Endocrine, Bone Diseases and Genetics Unit, Reference Center for Rare Diseases of Calcium and Phosphate Metabolism, ERN BOND, OSCAR Network, Pediatric Research Unit, Children's Hospital, Toulouse University Hospital, Toulouse, France.
MeDatAS-CIC unit, CIC1436, Toulouse University Hospital, Toulouse, France.
Bone. 2021 Dec;153:116170. doi: 10.1016/j.bone.2021.116170. Epub 2021 Sep 4.
Although musculoskeletal abnormalities have long been described in patients with Noonan syndrome (NS), only a few studies have investigated the bone status of these patients. The aim of this retrospective observational study was to describe the bone health of children with NS. Thirty-five patients with a genetically confirmed diagnosis of NS were enrolled. We analyzed the axial skeleton (lumbar spine) using dual energy X-ray absorptiometry and the appendicular skeleton (hand) with the BoneXpert system. Bone metabolism markers, including mineral homeostasis parameters, serum 25-hydroxy vitamin D (25-OHD) levels and markers of bone formation and resorption were also reported. Compared to the general population, axial and appendicular bone mass was significantly decreased in children with NS (p < 0.0001). Serum 25-OHD levels were low in about half of the patients and were negatively correlated with age (r = -0.52; p < 0.0001). Patients with NS exhibited reduced bone formation marker levels and increased bone resorption marker levels (p < 0.0001). No gender difference or genotype-phenotype correlations were found for the different bone parameters. Muscle mass and, to a lesser extent, serum insulin-like growth factor 1 (IGF-1) levels were independent predictors of whole-body bone mineral content (p < 0.0001 for both parameters; adjusted R = 0.97). In conclusion, bone mass is reduced in children with NS and correlates with decreased muscle mass and low serum IGF-1 levels. These data justify addressing all potential threats to bone health including sufficient calcium and vitamin D intake, regular physical exercise, and hormone replacement therapy.
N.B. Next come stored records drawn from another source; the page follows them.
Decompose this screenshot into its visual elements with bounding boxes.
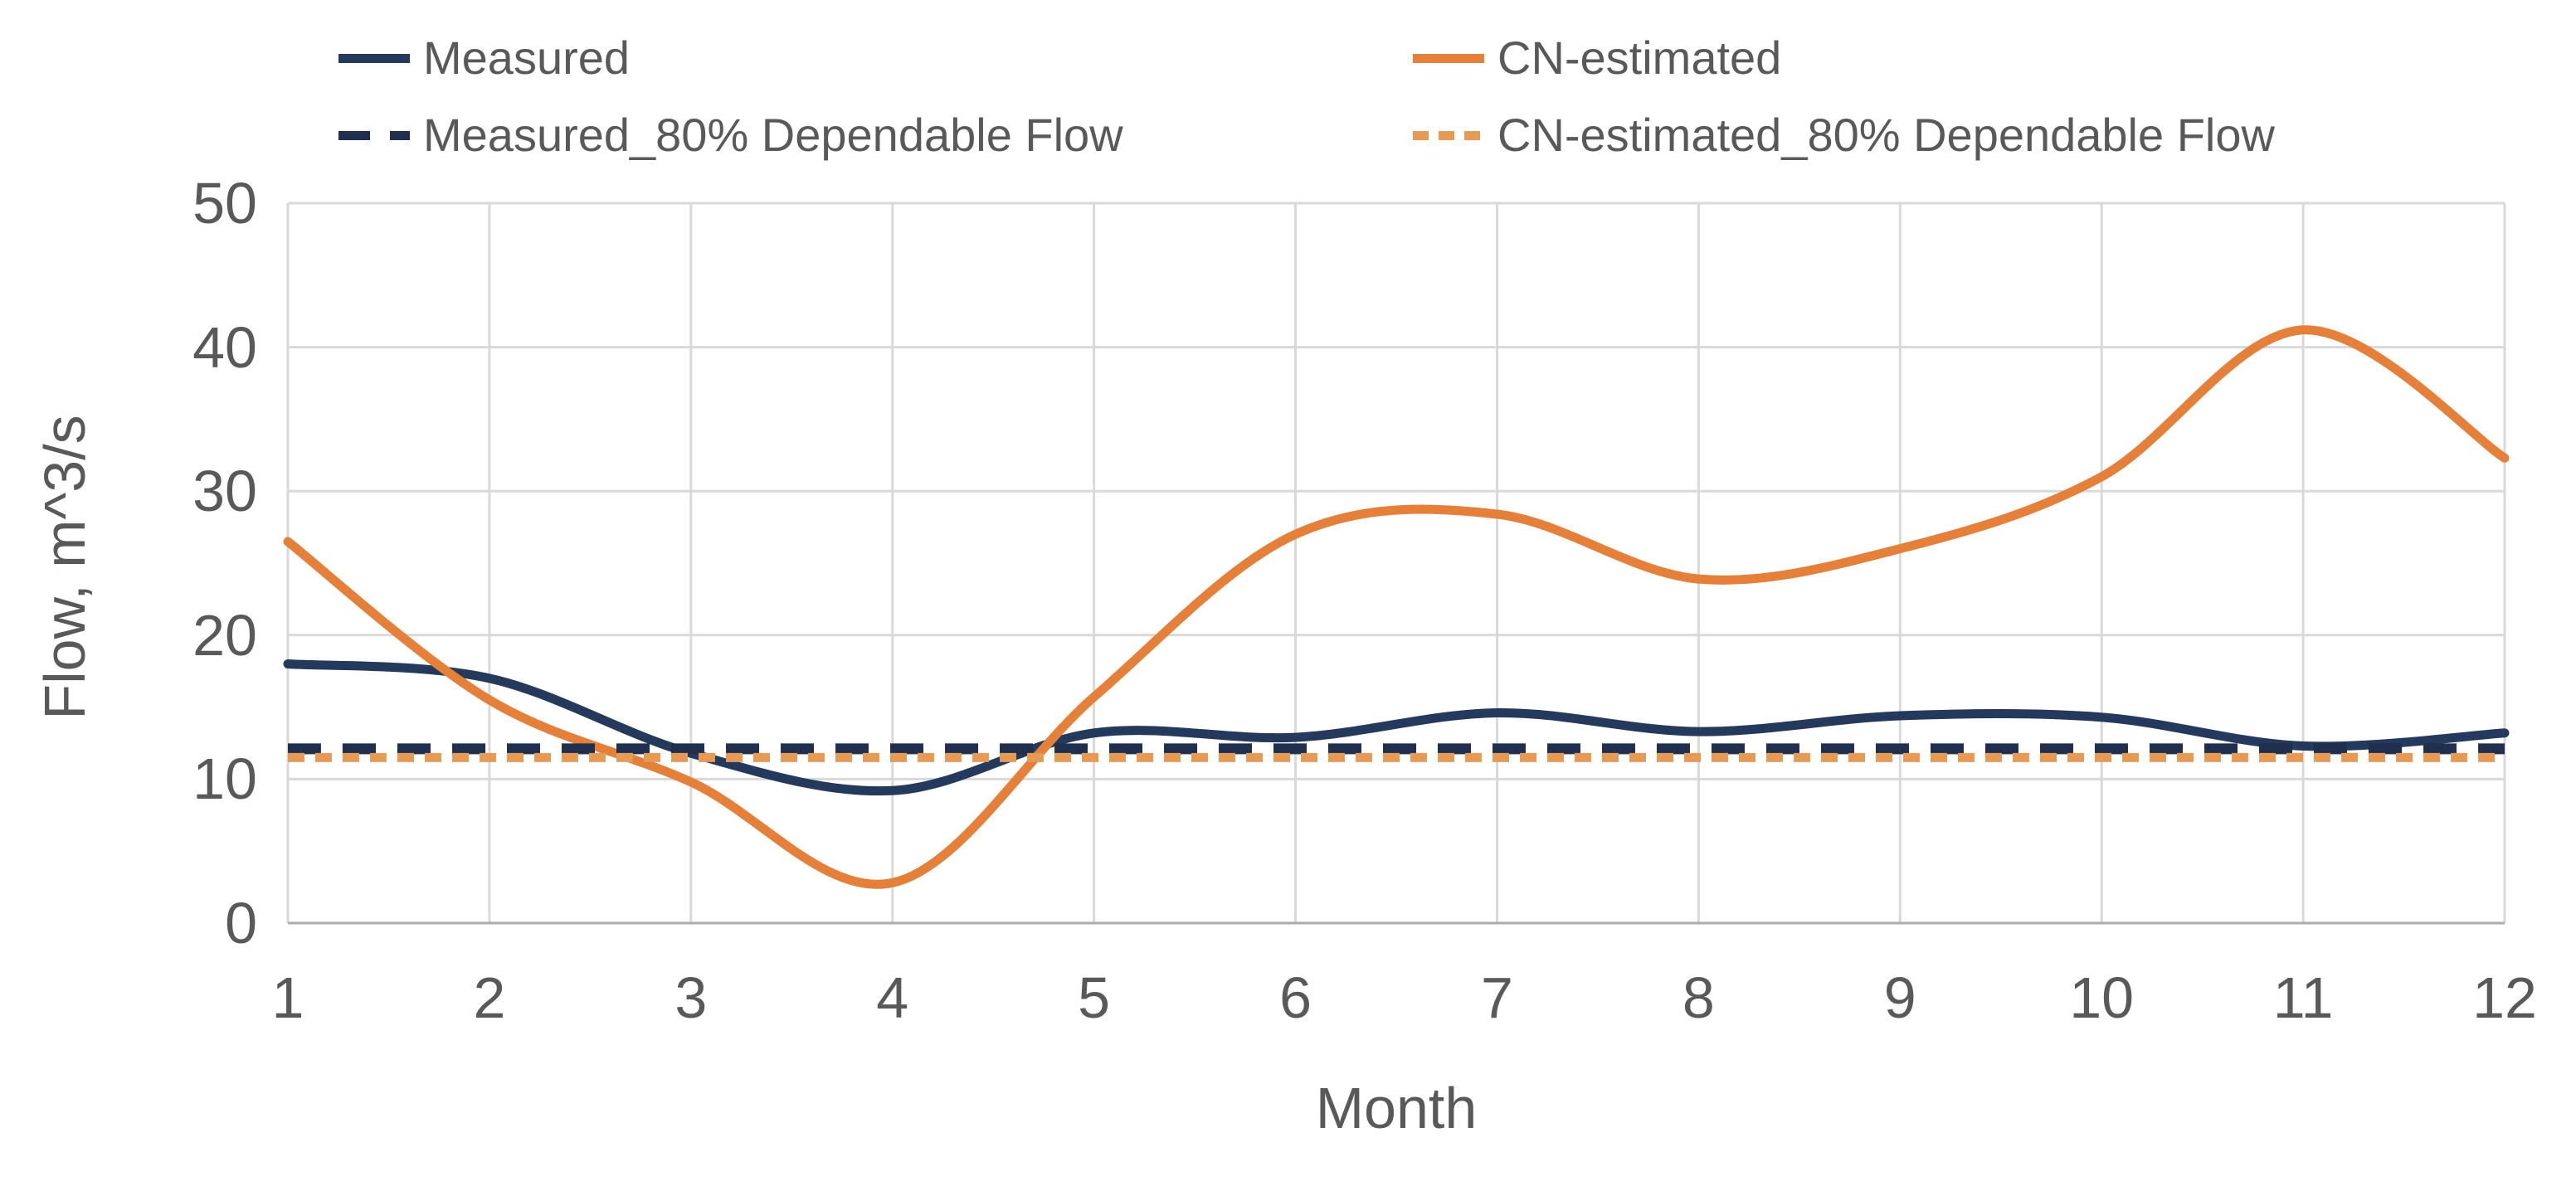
legend-item-measured-80pct[interactable]: Measured_80% Dependable Flow (338, 110, 1123, 160)
legend-label: Measured (423, 32, 631, 84)
x-tick-label: 6 (1279, 965, 1312, 1030)
y-tick-label: 10 (192, 746, 257, 812)
x-tick-label: 3 (674, 965, 708, 1030)
measured-80pct-dashed-swatch-icon (338, 130, 410, 140)
y-tick-label: 40 (192, 314, 257, 380)
x-tick-label: 12 (2472, 965, 2537, 1030)
legend-item-measured[interactable]: Measured (338, 33, 630, 83)
series-line-1[interactable] (283, 325, 2510, 889)
y-tick-label: 20 (192, 602, 257, 668)
legend-item-cn-estimated-80pct[interactable]: CN-estimated_80% Dependable Flow (1413, 110, 2275, 160)
legend-label: CN-estimated_80% Dependable Flow (1497, 109, 2275, 161)
cn-estimated-line-swatch-icon (1413, 53, 1484, 63)
x-tick-label: 10 (2069, 965, 2135, 1030)
x-axis-title: Month (1315, 1076, 1478, 1140)
y-tick-label: 0 (225, 891, 257, 955)
y-tick-label: 30 (192, 459, 257, 524)
x-tick-label: 11 (2272, 965, 2334, 1030)
x-tick-label: 7 (1480, 965, 1513, 1030)
x-tick-label: 1 (271, 965, 304, 1030)
legend-label: CN-estimated (1497, 32, 1782, 84)
y-tick-label: 50 (192, 171, 257, 236)
measured-line-swatch-icon (338, 53, 410, 63)
series-line-0[interactable] (283, 659, 2510, 796)
x-tick-label: 8 (1682, 965, 1715, 1030)
legend-label: Measured_80% Dependable Flow (423, 109, 1123, 161)
x-tick-label: 2 (473, 965, 506, 1030)
x-tick-label: 9 (1883, 965, 1916, 1030)
x-tick-label: 5 (1078, 965, 1111, 1030)
cn-estimated-80pct-dashed-swatch-icon (1413, 130, 1484, 140)
legend-item-cn-estimated[interactable]: CN-estimated (1413, 33, 1781, 83)
x-tick-label: 4 (876, 965, 909, 1030)
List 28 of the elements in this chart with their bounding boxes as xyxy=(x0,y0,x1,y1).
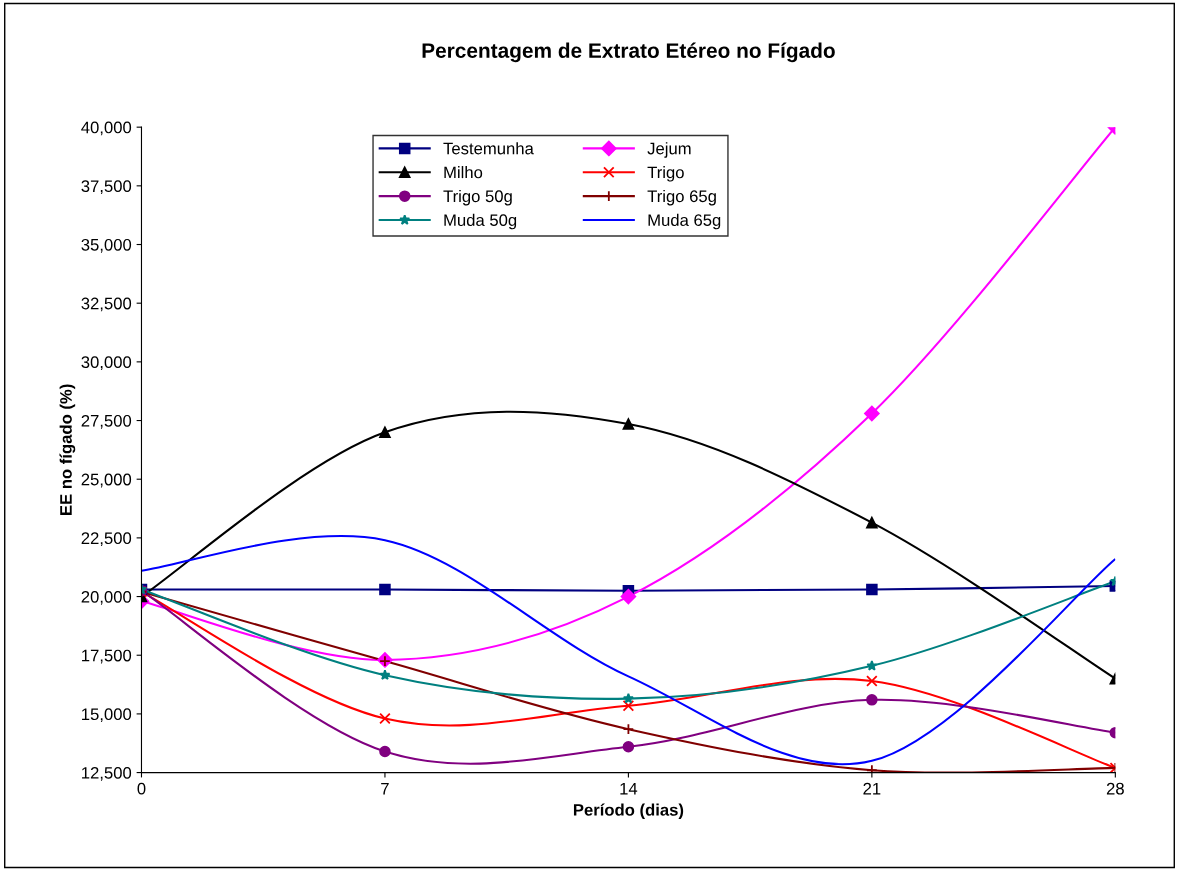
legend-label: Muda 50g xyxy=(444,213,517,230)
y-tick-label: 20,000 xyxy=(81,590,132,605)
legend-label: Trigo xyxy=(647,166,684,182)
chart-title: Percentagem de Extrato Etéreo no Fígado xyxy=(422,42,835,63)
legend-label: Trigo 50g xyxy=(443,189,512,206)
legend-label: Milho xyxy=(444,166,483,179)
y-tick-label: 25,000 xyxy=(81,473,132,488)
y-tick-label: 32,500 xyxy=(81,297,132,312)
legend-label: Trigo 65g xyxy=(647,189,716,206)
x-tick-label: 28 xyxy=(1106,782,1124,795)
y-tick-label: 35,000 xyxy=(81,238,132,253)
x-tick-label: 7 xyxy=(381,782,389,795)
y-tick-label: 30,000 xyxy=(81,356,132,371)
y-tick-label: 15,000 xyxy=(82,708,132,723)
x-axis-title: Período (dias) xyxy=(573,803,684,820)
y-tick-label: 40,000 xyxy=(81,121,132,136)
x-tick-label: 14 xyxy=(620,782,638,795)
y-axis-title: EE no fígado (%) xyxy=(59,384,76,515)
y-tick-label: 12,500 xyxy=(82,766,132,781)
y-tick-label: 22,500 xyxy=(81,532,132,547)
legend-label: Testemunha xyxy=(443,142,534,155)
x-tick-label: 21 xyxy=(863,782,881,795)
y-tick-label: 37,500 xyxy=(81,180,132,195)
legend-label: Muda 65g xyxy=(648,213,721,230)
y-tick-label: 27,500 xyxy=(81,414,132,429)
y-tick-label: 17,500 xyxy=(82,649,132,664)
x-tick-label: 0 xyxy=(137,782,146,795)
legend-label: Jejum xyxy=(647,142,691,158)
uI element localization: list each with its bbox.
虽然先天性肌无力综合征(NS)患者的肌肉骨骼异常早已被描述,但仅有少数研究调查了这些患者的骨骼状况。本回顾性观察研究旨在描述 NS 患儿的骨骼健康状况。共纳入 35 名经基因确诊的 NS 患儿。我们使用双能 X 射线吸收法分析了脊柱(腰椎)的骨骼状况,并用 BoneXpert 系统分析了四肢骨骼(手部)的骨骼状况。我们还报告了骨代谢标志物,包括矿物质平衡参数、血清 25-羟维生素 D(25-OHD)水平以及骨形成和吸收标志物。与一般人群相比,NS 患儿的轴向和四肢骨骼质量明显降低(p<0.0001)。约一半的患儿血清 25-OHD 水平较低,且与年龄呈负相关(r=-0.52;p<0.0001)。NS 患儿的骨形成标志物水平降低,骨吸收标志物水平升高(p<0.0001)。不同骨参数未发现性别差异或基因型-表型相关性。肌肉质量,且程度较轻的血清胰岛素样生长因子 1(IGF-1)水平是全身骨矿物质含量的独立预测因子(p<0.0001;调整 R=0.97)。总之,NS 患儿的骨量减少,且与肌肉质量下降和血清 IGF-1 水平降低相关。这些数据证明需要解决所有潜在的骨骼健康威胁,包括充足的钙和维生素 D 摄入、规律的体育锻炼和激素替代治疗。